Without Walls: An exhibition on Mumbai's homeless

22 April,2016 03:00 PM IST |   |  Benita Fernando

Base for an estimated 1.5 lakh pincode-less residents, the city is perfect host for an exhibit that looks at the lives of the homeless


Meera is 36 years old and has lived near JJ Hospital for all her life. You can hear her tell you that the streets are "where our parents birthed us and that's where we stayed and grew up," in an audio story that hangs on the wall of Studio X, a collaborative space for engaging with urban issues through design and research, housed in Kitab Mahal, Fort.


Sangeeta, 32, was born near Mumbai Central Station and continues to live there. Her story, and those of homeless women across the city, is part of the exhibition. Pic/Bind Collective

Her testimonial, and those of six more homeless women, are played on loop at Without Walls: An investigation into the lives of Mumbai's homeless families, starting today. Visitors are offered a glimpse of the living conditions and the working lives of the homeless in the city through maps, audio stories and photographs.


Rajeev Thakker, curator, Studio X. Pic/Pradeep Dhivar

Curated by Studio X and Megapolis, an urban lab experimenting with ideas for better cities, with contributions from NGO Pehchan and photography collective BIND, the exhibit hopes to debunk some myths oft associated with homelessness.


Meera, 36, lives near Mumbai Central for 22 years. "If we're born here, where will we go, even if you chase us away? Where our parents birthed us, that's where we've stayed and grown up, that's where we birthed our children too, and they've grown up, too. Where else should we go?"

Talking about the large number of women who feature in the photographs, Carlin Carr, urban researcher and founder of Megapolis, says, "We want people to think differently about the homeless in the city, who are not just ‘single male migrants'. There are so many women and children living on the streets. Safety is a challenge for them."
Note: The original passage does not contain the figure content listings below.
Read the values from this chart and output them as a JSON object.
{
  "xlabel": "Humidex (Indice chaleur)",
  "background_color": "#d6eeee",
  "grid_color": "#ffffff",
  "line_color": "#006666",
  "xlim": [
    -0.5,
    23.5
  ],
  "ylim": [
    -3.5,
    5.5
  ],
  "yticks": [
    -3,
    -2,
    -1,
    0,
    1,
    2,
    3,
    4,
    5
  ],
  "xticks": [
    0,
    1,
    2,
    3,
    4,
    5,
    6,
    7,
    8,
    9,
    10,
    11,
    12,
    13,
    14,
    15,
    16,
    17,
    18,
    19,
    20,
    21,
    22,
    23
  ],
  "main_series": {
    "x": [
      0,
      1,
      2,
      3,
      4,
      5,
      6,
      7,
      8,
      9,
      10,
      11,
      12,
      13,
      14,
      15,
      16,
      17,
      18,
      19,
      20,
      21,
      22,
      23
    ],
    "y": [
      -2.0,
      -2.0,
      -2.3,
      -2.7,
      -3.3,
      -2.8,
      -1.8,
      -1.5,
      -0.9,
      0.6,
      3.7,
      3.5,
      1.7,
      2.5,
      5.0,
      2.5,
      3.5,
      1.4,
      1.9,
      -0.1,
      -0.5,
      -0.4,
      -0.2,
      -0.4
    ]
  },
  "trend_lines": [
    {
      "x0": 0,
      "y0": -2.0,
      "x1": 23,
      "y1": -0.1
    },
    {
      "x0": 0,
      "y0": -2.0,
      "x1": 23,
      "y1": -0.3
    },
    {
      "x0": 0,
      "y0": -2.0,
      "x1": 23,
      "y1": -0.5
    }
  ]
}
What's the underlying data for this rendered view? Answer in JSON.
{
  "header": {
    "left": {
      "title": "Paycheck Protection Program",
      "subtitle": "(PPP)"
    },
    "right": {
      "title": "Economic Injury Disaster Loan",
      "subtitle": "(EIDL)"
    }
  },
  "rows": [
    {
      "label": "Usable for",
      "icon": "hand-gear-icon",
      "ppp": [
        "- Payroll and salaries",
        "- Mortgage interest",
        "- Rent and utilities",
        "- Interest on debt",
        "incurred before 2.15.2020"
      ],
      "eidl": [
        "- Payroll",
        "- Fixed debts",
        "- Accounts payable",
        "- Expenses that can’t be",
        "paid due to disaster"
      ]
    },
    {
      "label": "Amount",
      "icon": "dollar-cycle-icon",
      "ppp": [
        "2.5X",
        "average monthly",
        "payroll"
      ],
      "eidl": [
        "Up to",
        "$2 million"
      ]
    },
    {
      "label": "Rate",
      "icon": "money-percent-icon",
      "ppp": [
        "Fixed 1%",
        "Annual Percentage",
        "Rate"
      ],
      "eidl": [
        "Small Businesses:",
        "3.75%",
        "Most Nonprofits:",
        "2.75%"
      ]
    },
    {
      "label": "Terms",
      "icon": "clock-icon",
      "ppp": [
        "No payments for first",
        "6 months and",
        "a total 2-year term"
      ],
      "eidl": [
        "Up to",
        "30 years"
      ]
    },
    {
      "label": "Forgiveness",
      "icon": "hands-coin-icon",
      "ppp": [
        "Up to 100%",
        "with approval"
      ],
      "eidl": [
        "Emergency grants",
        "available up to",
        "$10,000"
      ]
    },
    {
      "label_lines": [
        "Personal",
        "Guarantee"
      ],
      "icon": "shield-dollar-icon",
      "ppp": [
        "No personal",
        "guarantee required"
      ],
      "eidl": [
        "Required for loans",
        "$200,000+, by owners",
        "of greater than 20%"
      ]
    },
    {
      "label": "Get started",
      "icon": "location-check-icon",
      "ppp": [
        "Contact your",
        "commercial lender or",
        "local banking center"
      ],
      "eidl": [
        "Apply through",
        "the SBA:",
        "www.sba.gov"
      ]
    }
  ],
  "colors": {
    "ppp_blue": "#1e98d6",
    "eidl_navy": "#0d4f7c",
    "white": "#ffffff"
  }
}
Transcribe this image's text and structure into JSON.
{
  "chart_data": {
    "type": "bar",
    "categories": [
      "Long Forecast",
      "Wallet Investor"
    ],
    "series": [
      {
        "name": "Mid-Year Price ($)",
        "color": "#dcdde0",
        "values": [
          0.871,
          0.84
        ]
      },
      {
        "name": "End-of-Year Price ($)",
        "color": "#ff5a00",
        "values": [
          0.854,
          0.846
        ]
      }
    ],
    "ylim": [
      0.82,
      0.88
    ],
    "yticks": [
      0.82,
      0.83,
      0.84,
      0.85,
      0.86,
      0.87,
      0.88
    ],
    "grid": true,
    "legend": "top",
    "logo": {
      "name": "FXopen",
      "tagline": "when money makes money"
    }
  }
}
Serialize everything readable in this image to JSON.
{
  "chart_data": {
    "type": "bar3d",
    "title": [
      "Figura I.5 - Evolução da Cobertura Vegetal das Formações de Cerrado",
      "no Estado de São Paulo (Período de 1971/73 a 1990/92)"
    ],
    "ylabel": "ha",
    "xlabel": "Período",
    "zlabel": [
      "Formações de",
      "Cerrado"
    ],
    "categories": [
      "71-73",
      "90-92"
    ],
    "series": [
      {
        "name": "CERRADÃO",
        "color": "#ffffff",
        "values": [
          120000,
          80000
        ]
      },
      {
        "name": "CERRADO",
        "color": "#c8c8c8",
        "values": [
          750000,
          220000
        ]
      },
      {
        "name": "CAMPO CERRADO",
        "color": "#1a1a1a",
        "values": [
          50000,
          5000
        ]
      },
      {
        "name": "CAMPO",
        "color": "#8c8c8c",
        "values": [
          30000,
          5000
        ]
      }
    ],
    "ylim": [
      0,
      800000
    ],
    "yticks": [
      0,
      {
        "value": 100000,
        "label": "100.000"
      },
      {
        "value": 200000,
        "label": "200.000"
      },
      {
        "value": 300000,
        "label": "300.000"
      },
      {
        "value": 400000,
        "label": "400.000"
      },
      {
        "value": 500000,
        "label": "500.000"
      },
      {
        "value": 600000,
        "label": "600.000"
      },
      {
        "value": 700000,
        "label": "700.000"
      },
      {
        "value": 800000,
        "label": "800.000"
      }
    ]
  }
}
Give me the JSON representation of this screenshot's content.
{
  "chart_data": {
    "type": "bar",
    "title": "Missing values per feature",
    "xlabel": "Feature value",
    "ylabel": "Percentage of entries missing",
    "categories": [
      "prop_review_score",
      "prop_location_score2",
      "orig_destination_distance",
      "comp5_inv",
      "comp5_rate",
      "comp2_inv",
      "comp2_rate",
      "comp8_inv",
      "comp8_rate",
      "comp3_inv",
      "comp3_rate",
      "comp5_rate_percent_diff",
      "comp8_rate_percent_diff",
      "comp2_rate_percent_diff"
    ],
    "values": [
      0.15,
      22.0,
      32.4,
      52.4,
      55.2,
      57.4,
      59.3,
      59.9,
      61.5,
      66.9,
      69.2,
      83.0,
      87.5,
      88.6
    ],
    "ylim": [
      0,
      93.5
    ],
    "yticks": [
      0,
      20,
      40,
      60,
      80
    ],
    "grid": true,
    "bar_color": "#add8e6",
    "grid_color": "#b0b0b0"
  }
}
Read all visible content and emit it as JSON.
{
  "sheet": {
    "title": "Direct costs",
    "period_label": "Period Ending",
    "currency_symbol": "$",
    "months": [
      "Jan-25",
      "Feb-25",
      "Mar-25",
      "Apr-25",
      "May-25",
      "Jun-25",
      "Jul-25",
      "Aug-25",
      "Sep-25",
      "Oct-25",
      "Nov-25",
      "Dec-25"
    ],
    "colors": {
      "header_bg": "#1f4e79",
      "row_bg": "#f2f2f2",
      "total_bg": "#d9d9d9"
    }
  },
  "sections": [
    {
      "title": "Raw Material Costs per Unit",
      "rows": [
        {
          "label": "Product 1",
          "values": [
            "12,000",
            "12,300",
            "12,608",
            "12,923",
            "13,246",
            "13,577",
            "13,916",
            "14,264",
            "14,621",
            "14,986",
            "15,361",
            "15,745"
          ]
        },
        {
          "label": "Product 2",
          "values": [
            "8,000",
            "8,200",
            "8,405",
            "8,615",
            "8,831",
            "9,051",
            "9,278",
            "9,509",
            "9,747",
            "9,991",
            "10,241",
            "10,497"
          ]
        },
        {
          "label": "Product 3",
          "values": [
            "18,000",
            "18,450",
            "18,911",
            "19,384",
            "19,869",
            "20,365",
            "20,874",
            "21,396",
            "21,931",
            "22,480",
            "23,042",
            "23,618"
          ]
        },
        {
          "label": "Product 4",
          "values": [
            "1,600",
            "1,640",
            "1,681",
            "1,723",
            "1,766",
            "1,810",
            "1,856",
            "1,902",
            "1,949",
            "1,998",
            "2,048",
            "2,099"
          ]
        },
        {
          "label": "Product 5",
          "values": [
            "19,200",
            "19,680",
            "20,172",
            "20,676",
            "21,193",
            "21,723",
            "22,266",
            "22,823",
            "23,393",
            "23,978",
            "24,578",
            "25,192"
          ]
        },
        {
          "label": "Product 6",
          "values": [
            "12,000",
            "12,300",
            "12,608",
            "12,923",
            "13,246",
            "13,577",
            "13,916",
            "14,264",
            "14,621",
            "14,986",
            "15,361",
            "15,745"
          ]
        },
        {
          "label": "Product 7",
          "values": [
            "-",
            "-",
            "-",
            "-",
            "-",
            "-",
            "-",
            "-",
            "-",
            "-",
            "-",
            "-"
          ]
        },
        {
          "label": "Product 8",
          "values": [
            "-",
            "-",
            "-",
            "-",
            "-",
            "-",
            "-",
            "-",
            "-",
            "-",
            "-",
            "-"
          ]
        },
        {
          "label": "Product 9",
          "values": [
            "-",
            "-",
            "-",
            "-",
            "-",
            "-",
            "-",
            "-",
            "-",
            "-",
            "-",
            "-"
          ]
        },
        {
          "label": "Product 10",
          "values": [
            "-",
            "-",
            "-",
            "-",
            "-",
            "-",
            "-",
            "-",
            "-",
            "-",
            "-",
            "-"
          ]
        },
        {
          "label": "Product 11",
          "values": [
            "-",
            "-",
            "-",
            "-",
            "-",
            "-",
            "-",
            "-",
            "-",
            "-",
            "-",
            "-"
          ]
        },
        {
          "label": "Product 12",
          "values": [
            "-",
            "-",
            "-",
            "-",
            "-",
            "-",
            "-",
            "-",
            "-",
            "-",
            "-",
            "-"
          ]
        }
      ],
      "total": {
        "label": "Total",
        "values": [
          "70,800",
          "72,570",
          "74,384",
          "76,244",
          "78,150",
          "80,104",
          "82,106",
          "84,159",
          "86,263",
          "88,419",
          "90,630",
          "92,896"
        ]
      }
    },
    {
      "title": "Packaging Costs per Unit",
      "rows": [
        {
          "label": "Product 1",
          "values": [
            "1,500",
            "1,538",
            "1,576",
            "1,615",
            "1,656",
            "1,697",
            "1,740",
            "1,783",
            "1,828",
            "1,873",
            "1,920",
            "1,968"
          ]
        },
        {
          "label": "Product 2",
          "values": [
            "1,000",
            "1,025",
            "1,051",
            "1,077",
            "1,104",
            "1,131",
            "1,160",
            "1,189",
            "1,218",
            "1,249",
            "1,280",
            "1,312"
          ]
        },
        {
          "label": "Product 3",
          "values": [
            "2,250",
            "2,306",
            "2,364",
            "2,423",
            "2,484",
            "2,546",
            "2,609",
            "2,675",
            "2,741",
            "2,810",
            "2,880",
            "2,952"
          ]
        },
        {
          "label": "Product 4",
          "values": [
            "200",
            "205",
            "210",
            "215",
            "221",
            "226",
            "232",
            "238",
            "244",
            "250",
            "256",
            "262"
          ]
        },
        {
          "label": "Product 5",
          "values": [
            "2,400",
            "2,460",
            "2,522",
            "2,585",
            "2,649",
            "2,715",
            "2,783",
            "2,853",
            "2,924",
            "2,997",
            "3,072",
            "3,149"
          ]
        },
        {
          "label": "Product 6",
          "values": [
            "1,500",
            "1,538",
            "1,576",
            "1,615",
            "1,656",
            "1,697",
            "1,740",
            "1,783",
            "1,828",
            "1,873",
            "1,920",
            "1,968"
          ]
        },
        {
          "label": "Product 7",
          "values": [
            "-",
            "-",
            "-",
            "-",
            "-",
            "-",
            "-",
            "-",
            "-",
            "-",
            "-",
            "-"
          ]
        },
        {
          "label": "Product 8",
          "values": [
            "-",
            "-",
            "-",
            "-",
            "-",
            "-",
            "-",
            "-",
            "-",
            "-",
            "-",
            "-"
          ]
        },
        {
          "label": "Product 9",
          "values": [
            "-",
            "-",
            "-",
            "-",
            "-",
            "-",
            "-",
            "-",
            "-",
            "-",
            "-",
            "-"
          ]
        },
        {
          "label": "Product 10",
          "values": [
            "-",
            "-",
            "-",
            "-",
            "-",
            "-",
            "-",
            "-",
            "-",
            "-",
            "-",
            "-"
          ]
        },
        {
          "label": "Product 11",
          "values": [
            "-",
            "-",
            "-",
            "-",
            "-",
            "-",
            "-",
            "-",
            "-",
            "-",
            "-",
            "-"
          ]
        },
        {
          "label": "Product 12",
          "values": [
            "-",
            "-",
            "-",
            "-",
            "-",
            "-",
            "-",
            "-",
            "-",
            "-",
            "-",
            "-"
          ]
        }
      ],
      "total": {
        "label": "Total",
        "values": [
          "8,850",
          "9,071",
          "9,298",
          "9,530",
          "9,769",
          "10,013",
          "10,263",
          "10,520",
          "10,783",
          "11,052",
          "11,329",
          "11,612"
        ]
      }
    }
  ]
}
Parvathi, 40, lives near Kamathipura for 40 years. "One of my daughters… Even now, she has to take medicines worth 500 rupees per month. But sometimes she takes less of it, like maybe one that is 200 rupees or 100 rupees. Sometimes 50 rupees."

While the exhibition picks pincode-less residents across Mumbai, one of the areas it chooses to examine closely is Bodyguard Lane in Mumbai Central, where fencing divides the manicured turf of the Willingdon Golf Club and a stretch of makeshift tarpaulin shelters. "We chose this area for the stark contrast between the club and the street," said Rajeev Thakker, curator.


Three generations on the street. Maternal grandmother Radhi, 80; mother Lali, 40; Sonia, 17

Thakker and his team have replicated a part of these homes through a map, calling out to the unusual ways that the homeless have claimed the streets. For instance, ‘a chicken cage brought for R10 from the market to store coloured chicken' co-exists with identity proofs and election cards that lie secretly tucked under sacks of clothes so that they aren't stolen.

Vikram studies under the street lights. His parents want to ensure he gets an education that will allow him a different life from theirs

Thakker differentiates the terms ‘pavement dweller' and ‘homeless', explaining that the former do not have access to infrastructure, while the homeless makes a space habitable. "Homelessness is a chronic problem in Mumbai and a stigmatized situation." Carr adds that unlike Delhi, where seasonal migrations from villages is common, Mumbai is home to the "permanently homeless".


Brijesh Arya, founder of Pehchan, one of only a couple of NGOs working on homelessness in the city, meets with homeless women leaders

In numbers
A study by BUILD found that 96 per cent of homeless families in Mumbai have lived on the streets for more than five years; 58 per cent have done so for more than 20 years. The 2011 Census reports that Mumbai has 57,416 homeless persons; activists estimate the real size of the population to range from 1,50,000 to as high as 3,00,000.